For brand focused industries, getting certified by a credible organization that develops certain standards for its members in areas such as worker impact, environmental impact or community impact can distinguish a business in a market place that is crowded with competitors all claiming to be “good” companies.  If a company is certified by such an organization, it has to maintain its standards in order to be re-certified. While being certified by such an organization does not necessarily embed mission into a company’s corporate structure, the possibility of not being recertified does make it harder to dilute any social or environmental values.  Some of these certifying organizations actually require companies to alter their governing documents in order to ensure that a corporation’s social values will endure changes in management, etc.  Many also argue that having this type of third party certification can help a social entrepreneur attract mission-driven or impact investors.  B Corp certification is an example of this type of third party certification.  Some well-known companies that use the B Corp certification include outdoor apparel manufacturer Patagonia and home products manufacturer Seventh Generation.  Other examples of third party certification include the Green Seal certification which is available to manufacturers of environmentally responsible products.  The Green Seal certification on a product helps purchasers identify products that are safer for the environment.  These are only two examples; there are numerous other standards that can be used as well.
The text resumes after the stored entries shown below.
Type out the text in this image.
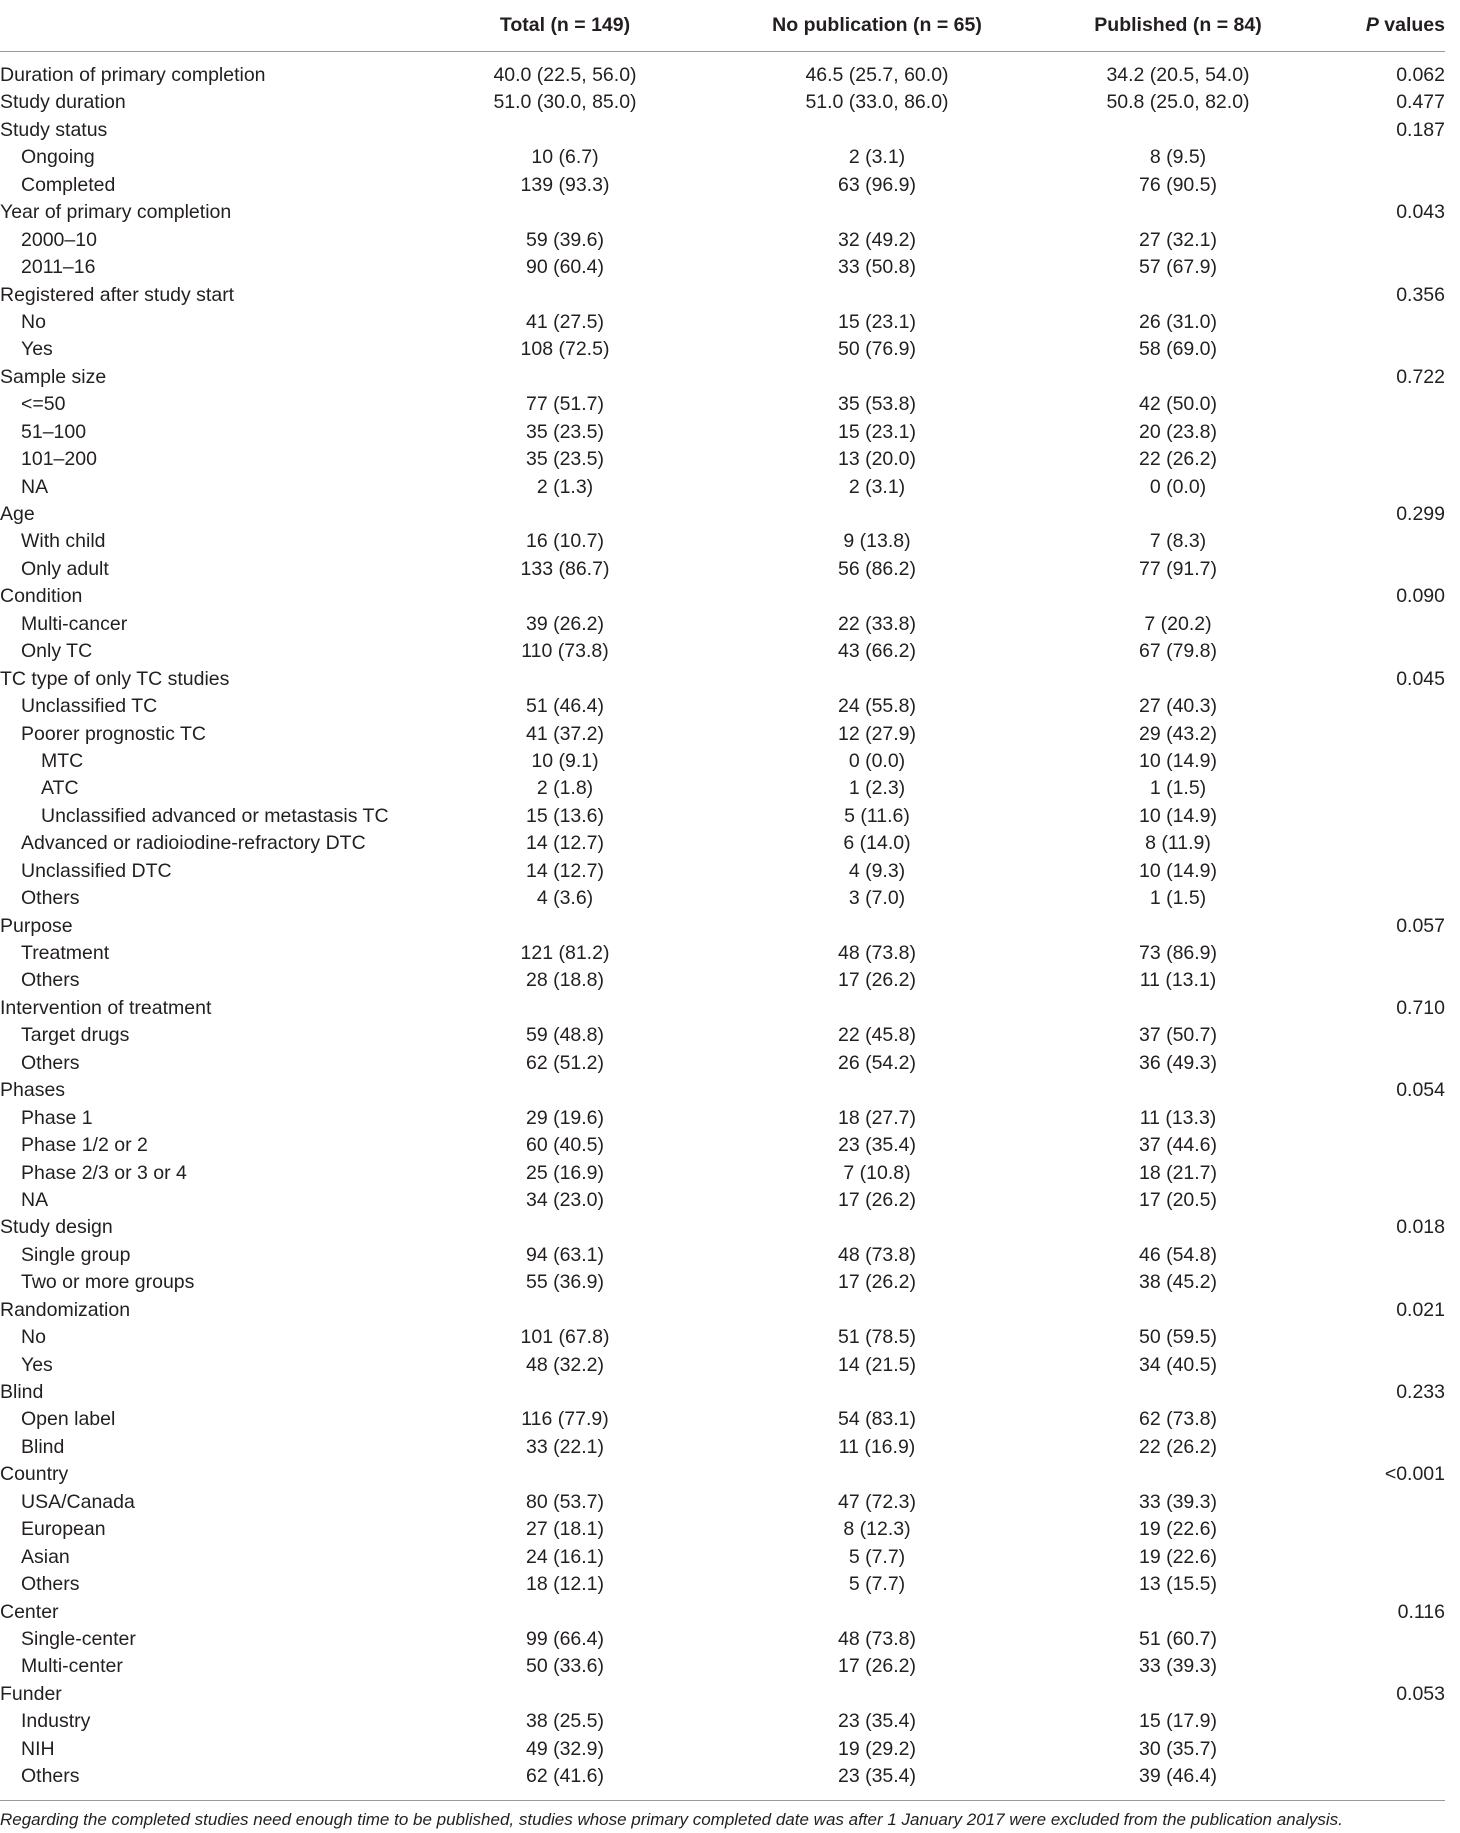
Total (n = 149)	No publication (n = 65)	Published (n = 84)	P values
Duration of primary completion	40.0 (22.5, 56.0)	46.5 (25.7, 60.0)	34.2 (20.5, 54.0)	0.062
Study duration	51.0 (30.0, 85.0)	51.0 (33.0, 86.0)	50.8 (25.0, 82.0)	0.477
Study status	0.187
Ongoing	10 (6.7)	2 (3.1)	8 (9.5)
Completed	139 (93.3)	63 (96.9)	76 (90.5)
Year of primary completion	0.043
2000–10	59 (39.6)	32 (49.2)	27 (32.1)
2011–16	90 (60.4)	33 (50.8)	57 (67.9)
Registered after study start	0.356
No	41 (27.5)	15 (23.1)	26 (31.0)
Yes	108 (72.5)	50 (76.9)	58 (69.0)
Sample size	0.722
<=50	77 (51.7)	35 (53.8)	42 (50.0)
51–100	35 (23.5)	15 (23.1)	20 (23.8)
101–200	35 (23.5)	13 (20.0)	22 (26.2)
NA	2 (1.3)	2 (3.1)	0 (0.0)
Age	0.299
With child	16 (10.7)	9 (13.8)	7 (8.3)
Only adult	133 (86.7)	56 (86.2)	77 (91.7)
Condition	0.090
Multi-cancer	39 (26.2)	22 (33.8)	7 (20.2)
Only TC	110 (73.8)	43 (66.2)	67 (79.8)
TC type of only TC studies	0.045
Unclassified TC	51 (46.4)	24 (55.8)	27 (40.3)
Poorer prognostic TC	41 (37.2)	12 (27.9)	29 (43.2)
MTC	10 (9.1)	0 (0.0)	10 (14.9)
ATC	2 (1.8)	1 (2.3)	1 (1.5)
Unclassified advanced or metastasis TC	15 (13.6)	5 (11.6)	10 (14.9)
Advanced or radioiodine-refractory DTC	14 (12.7)	6 (14.0)	8 (11.9)
Unclassified DTC	14 (12.7)	4 (9.3)	10 (14.9)
Others	4 (3.6)	3 (7.0)	1 (1.5)
Purpose	0.057
Treatment	121 (81.2)	48 (73.8)	73 (86.9)
Others	28 (18.8)	17 (26.2)	11 (13.1)
Intervention of treatment	0.710
Target drugs	59 (48.8)	22 (45.8)	37 (50.7)
Others	62 (51.2)	26 (54.2)	36 (49.3)
Phases	0.054
Phase 1	29 (19.6)	18 (27.7)	11 (13.3)
Phase 1/2 or 2	60 (40.5)	23 (35.4)	37 (44.6)
Phase 2/3 or 3 or 4	25 (16.9)	7 (10.8)	18 (21.7)
NA	34 (23.0)	17 (26.2)	17 (20.5)
Study design	0.018
Single group	94 (63.1)	48 (73.8)	46 (54.8)
Two or more groups	55 (36.9)	17 (26.2)	38 (45.2)
Randomization	0.021
No	101 (67.8)	51 (78.5)	50 (59.5)
Yes	48 (32.2)	14 (21.5)	34 (40.5)
Blind	0.233
Open label	116 (77.9)	54 (83.1)	62 (73.8)
Blind	33 (22.1)	11 (16.9)	22 (26.2)
Country	<0.001
USA/Canada	80 (53.7)	47 (72.3)	33 (39.3)
European	27 (18.1)	8 (12.3)	19 (22.6)
Asian	24 (16.1)	5 (7.7)	19 (22.6)
Others	18 (12.1)	5 (7.7)	13 (15.5)
Center	0.116
Single-center	99 (66.4)	48 (73.8)	51 (60.7)
Multi-center	50 (33.6)	17 (26.2)	33 (39.3)
Funder	0.053
Industry	38 (25.5)	23 (35.4)	15 (17.9)
NIH	49 (32.9)	19 (29.2)	30 (35.7)
Others	62 (41.6)	23 (35.4)	39 (46.4)
Regarding the completed studies need enough time to be published, studies whose primary completed date was after 1 January 2017 were excluded from the publication analysis.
Creative Alternatives for Safeguarding Mission

These are just the commonly used solutions to safeguarding mission.  There are other creative ways of requiring a company to adhere to its mission.  For example, lenders who are interested in social enterprise could insist on a maintenance covenant that requires the borrower to pursue its mission and provide the lender with certain quarterly metrics. Other options include restrictive provisions in long-term IP licenses, joint venture agreements, and other agreements that bind a company, make it accountable to outside interests, and are legally enforceable.

If creating enforceable legal obligations with respect to mission is important, there are a lot of tools available to the social entrepreneur or a group of investors to accomplish this.  It’s up to the company’s founders, officers and directors to pick the strategy that best fits their needs.  Sometimes one technique alone will not suffice, and a combination will be used. Experienced and knowledgeable advisors are a good place to start.